About 600 people, mostly non-native, attended the official opening of the band’s new $15- million facility Saturday.
“This place will be here long after I’m gone, long after my grandchildren are gone and long after their children are gone. It will still be here for the people,” said Chief Wayne Christian.
“It’s a foundation not only for our people but for the region as a whole.”
While recognizing future generations, Christian took time to pay tribute to the band’s elders.
“It’s important to honour all of those who came before us. We say to them, ‘Here we are, your grandchildren.’”
The centre covers 33,581 square feet over three floors.
Numerous speakers touched on the need for reconciliation.
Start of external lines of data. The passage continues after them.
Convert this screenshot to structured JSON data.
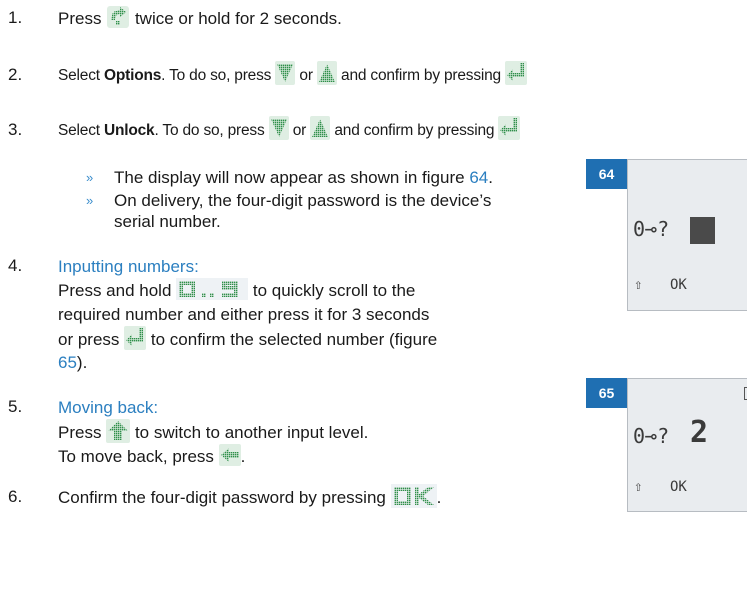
{
  "steps": [
    {
      "n": "1.",
      "pre": "Press",
      "post": "twice or hold for 2 seconds."
    },
    {
      "n": "2.",
      "pre": "Select",
      "bold": "Options",
      "mid": ". To do so, press",
      "or": "or",
      "end": "and confirm by pressing"
    },
    {
      "n": "3.",
      "pre": "Select",
      "bold": "Unlock",
      "mid": ". To do so, press",
      "or": "or",
      "end": "and confirm by pressing"
    }
  ],
  "notes": [
    {
      "text": "The display will now appear as shown in figure",
      "ref": "64",
      "tail": "."
    },
    {
      "text1": "On delivery, the four-digit password is the device’s",
      "text2": "serial number."
    }
  ],
  "step4": {
    "n": "4.",
    "heading": "Inputting numbers:",
    "l1a": "Press and hold",
    "l1b": "to quickly scroll to the",
    "l2": "required number and either press it for 3 seconds",
    "l3a": "or press",
    "l3b": "to confirm the selected number (figure",
    "ref": "65",
    "ref_tail": ")."
  },
  "step5": {
    "n": "5.",
    "heading": "Moving back:",
    "l1a": "Press",
    "l1b": "to switch to another input level.",
    "l2a": "To move back, press",
    "l2b": "."
  },
  "step6": {
    "n": "6.",
    "text": "Confirm the four-digit password by pressing",
    "tail": "."
  },
  "figures": [
    {
      "id": "64",
      "key": "0⊸?",
      "soft_left": "⇧",
      "soft_ok": "OK"
    },
    {
      "id": "65",
      "key": "0⊸?",
      "digit": "2",
      "soft_left": "⇧",
      "soft_ok": "OK"
    }
  ],
  "icon_names": [
    "menu-key-icon",
    "down-arrow-key-icon",
    "up-arrow-key-icon",
    "enter-key-icon",
    "digit-keys-icon",
    "shift-key-icon",
    "back-key-icon",
    "ok-key-icon"
  ],
  "colors": {
    "accent": "#2b7fc0",
    "badge": "#1f6fb2",
    "icon": "#3aa15a"
  }
}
“The facility will empower the people. We need to work together in unity,” said Shane Gottfriedson, B.C. regional chief for the Assembly of First Nations.
“We need to stop violence in our community. We need to come together like we are right here, right now.”
Grand Chief Stewart Phillip, with the Union of B.C. Indian Chiefs, was impressed with the presence of the building.
“A dream, a vision, that’s carried in the heart of a single person remains a dream but when it’s carried in the hearts of people, it becomes a reality,” he said.
“This building will prove to be a focal point — bring people together.”
Those in attendance were urged to use the community centre as a catalyst for dialogue between First Nations and non-natives.
“We have to make sure no one goes hungry and everyone has a safe bed. This will not just be a special building, it will be the heart of our community,” said Greg McCune, Enderby mayor.
Also present was Greg Kyllo, Shuswap MLA.
“It’s so much more than a building. It’s an opportunity for band members and the community to come together and look at the future,” he said.
“There’s a lot of love in the room. It feels good to be here.”
The building is based on the traditional Splatsin pit house.
“The spirit always saw us. At no time could we go behind a closed door,” said Randy William, a band councillor, of the pit house’s open design.
“You always had to do your best. It gave our society strength.”
The centre features a basketball court and a running track, and the goal is to host events ranging from banquets and conventions to indoor car and boat shows. It can accommodate 2,000 people.
“It’s awesome, it’s about bringing people together,” said Christian.